Non parliamo della carenza di attrezzature o di trainer dal fisico statuario. Quelle non mancano mai e vi faranno pompare sangue in ogni arteria indipendentemente dal prezzo dell’abbonamento. Una buona palestra è una palestra con un buon comfort acustico.
In ogni attività fisica, una corretta respirazione è basilare e il rumore deconcentra dal ritmo giusto. Cyclette e tapis roulant, per quanto moderne e futuristiche, sono attrezzature estremamente fastidiose per le orecchie. Inoltre, se ascoltiamo musica durante l’allenamento, ogni disturbo ci porterà ad alzare il volume del nostro iPod, causando danni irreparabili ai timpani. Non possiamo distruggere l’udito per fare un piacere al resto del corpo, e non eviterete il problema correndo all’aperto; in inverno poi, non è sempre piacevole. Oltre al freddo e allo smog, i rischi di essere investiti da un’automobile sono enormemente più alti. Quindi, cosa fare? La soluzione è scegliere una palestra che fa uso di tecnologie fonoassorbenti per assorbire il rumore.
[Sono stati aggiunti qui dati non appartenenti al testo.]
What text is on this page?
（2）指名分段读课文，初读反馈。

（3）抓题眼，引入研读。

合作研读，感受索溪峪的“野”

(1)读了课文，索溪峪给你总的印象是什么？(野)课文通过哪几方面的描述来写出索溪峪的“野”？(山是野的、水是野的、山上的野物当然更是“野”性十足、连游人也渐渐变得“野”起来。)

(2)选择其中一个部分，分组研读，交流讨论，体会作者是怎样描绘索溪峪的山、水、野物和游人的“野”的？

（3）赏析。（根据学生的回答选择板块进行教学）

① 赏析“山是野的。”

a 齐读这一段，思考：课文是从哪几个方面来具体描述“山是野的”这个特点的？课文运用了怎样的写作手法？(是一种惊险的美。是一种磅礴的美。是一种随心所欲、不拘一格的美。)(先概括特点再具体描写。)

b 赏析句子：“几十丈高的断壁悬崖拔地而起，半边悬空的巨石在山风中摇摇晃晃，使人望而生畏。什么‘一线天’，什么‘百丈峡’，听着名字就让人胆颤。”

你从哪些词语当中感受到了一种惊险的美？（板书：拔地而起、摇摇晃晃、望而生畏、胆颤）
Come riconoscerla? Come costruirla? Sia che siate clienti o progettisti, cosa potreste consigliare al titolare?
Il rumore può essere abbattuto con l’uso di controsoffitti o divisori come quelli della serie AOS Floor, i quali hanno anche la duplice funzione di suddividere le aree.
Per le grandi pareti è possibile abbattere il riverbero ricoprendo la superficie con ulteriori pannelli fonoassorbenti. Se un tempo l’estetica di questi sistemi era discutibile, ora con prodotti come AOS Wall non c’è più nessuna scusa.
Stampare sulle superfici l’immagine giusta, può stimolare l’allenamento e migliorare l’umore. Oppure, in’alternativa a immagini puramente motivazionali, si possono utilizzare foto ritraenti i colori della natura.
La primavera, può essere vissuta tutto l’anno… anche in palestra!